As the centenary of World War I approached, The Times approached Allan Mollison to write corresponding monthly commentaries of approximately 1000 words on the course of the War. Fight to the Finish has expanded and edited the commentaries with a view to maintaining continuity of the narrative. The predominant actions, how and why they came about and how they appeared on the ground is the main thrust of this work.

  A very concise Prologue outlines the Alliances from 1839 to 1913. The five Parts (one for each year) have an opening summary of the major occurrences before launching into the month-by-month chapters. The reader is able to easily follow the progress of events from the beginning of the conflict through to the signing of the Armistice in November 1918. Naturally many of the minor battles known to military history buffs have not been mentioned; this is small price to pay for a comprehensive narrative of one of the 20th Century’s major catastrophes in one volume.

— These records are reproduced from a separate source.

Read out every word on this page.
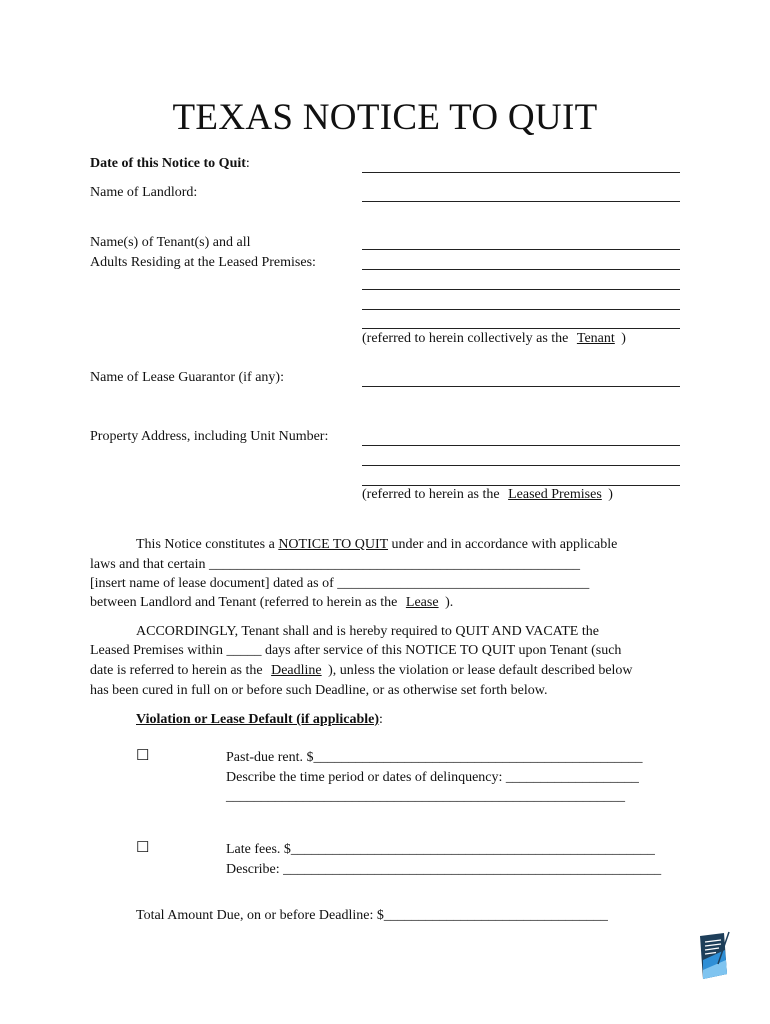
TEXAS NOTICE TO QUIT
Date of this Notice to Quit:
Name of Landlord:
Name(s) of Tenant(s) and all
Adults Residing at the Leased Premises:
(referred to herein collectively as the Tenant )
Name of Lease Guarantor (if any):
Property Address, including Unit Number:
(referred to herein as the Leased Premises )
This Notice constitutes a NOTICE TO QUIT under and in accordance with applicable
laws and that certain _____________________________________________________
[insert name of lease document] dated as of ____________________________________
between Landlord and Tenant (referred to herein as the Lease ).
ACCORDINGLY, Tenant shall and is hereby required to QUIT AND VACATE the
Leased Premises within _____ days after service of this NOTICE TO QUIT upon Tenant (such
date is referred to herein as the Deadline ), unless the violation or lease default described below
has been cured in full on or before such Deadline, or as otherwise set forth below.
Violation or Lease Default (if applicable):
☐	Past-due rent. $_______________________________________________
Describe the time period or dates of delinquency: ___________________
_________________________________________________________
☐	Late fees. $____________________________________________________
Describe: ______________________________________________________
Total Amount Due, on or before Deadline: $________________________________
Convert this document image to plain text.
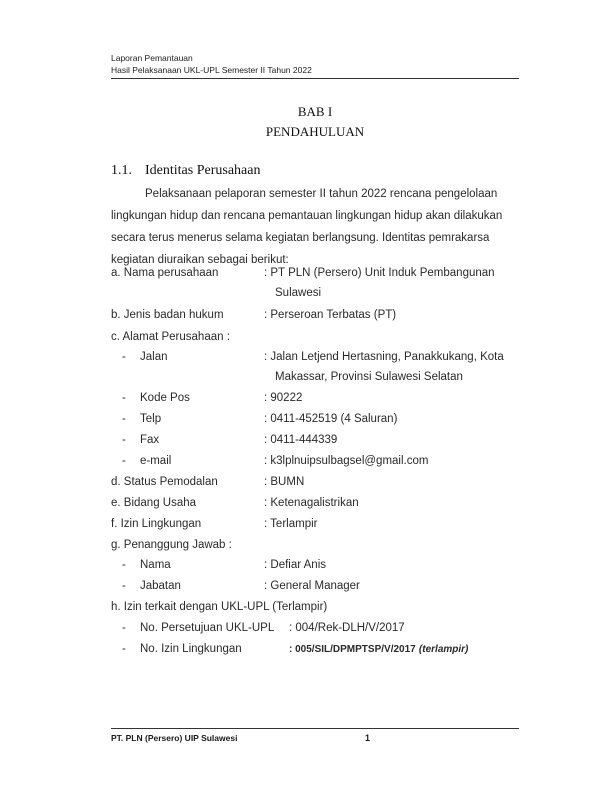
Laporan Pemantauan
Hasil Pelaksanaan UKL-UPL Semester II Tahun 2022
BAB I
PENDAHULUAN
1.1. Identitas Perusahaan
Pelaksanaan pelaporan semester II tahun 2022 rencana pengelolaan
lingkungan hidup dan rencana pemantauan lingkungan hidup akan dilakukan
secara terus menerus selama kegiatan berlangsung. Identitas pemrakarsa
kegiatan diuraikan sebagai berikut:
a. Nama perusahaan	: PT PLN (Persero) Unit Induk Pembangunan
Sulawesi
b. Jenis badan hukum	: Perseroan Terbatas (PT)
c. Alamat Perusahaan :
- Jalan	: Jalan Letjend Hertasning, Panakkukang, Kota
Makassar, Provinsi Sulawesi Selatan
- Kode Pos	: 90222
- Telp	: 0411-452519 (4 Saluran)
- Fax	: 0411-444339
- e-mail	: k3lplnuipsulbagsel@gmail.com
d. Status Pemodalan	: BUMN
e. Bidang Usaha	: Ketenagalistrikan
f. Izin Lingkungan	: Terlampir
g. Penanggung Jawab :
- Nama	: Defiar Anis
- Jabatan	: General Manager
h. Izin terkait dengan UKL-UPL (Terlampir)
- No. Persetujuan UKL-UPL : 004/Rek-DLH/V/2017
- No. Izin Lingkungan	: 005/SIL/DPMPTSP/V/2017 (terlampir)
PT. PLN (Persero) UIP Sulawesi	1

This work intentionally omits the inclusion of references or citations to allow the reader to move smoothly and unencumbered through the narrative. A relatively small number of adequate maps have been included for clarity and avoidance of wordy descriptions. Two inserts of excellent black and white photographs of the major players on both sides and battlefield scenes have been included, as have the colour prints of war artists.

Mallinson concludes with the comment that the lives lost should have been far fewer. This he has explored in detail in his Too Important for Generals (2016). Two brief Annexes list the terms of the Armistice and the human cost (listed by country – the British Empire excepted); there was a 57% casualty rate suffered by the 65 million who fought. A short list of recommended British books precedes a 20-page Index.

Written in imminently readable prose that retains the reader’s interest through its brevity, this is a work that should grace the military history section of every library.



The RUSI – Vic Library thanks the publisher for making this work available for review.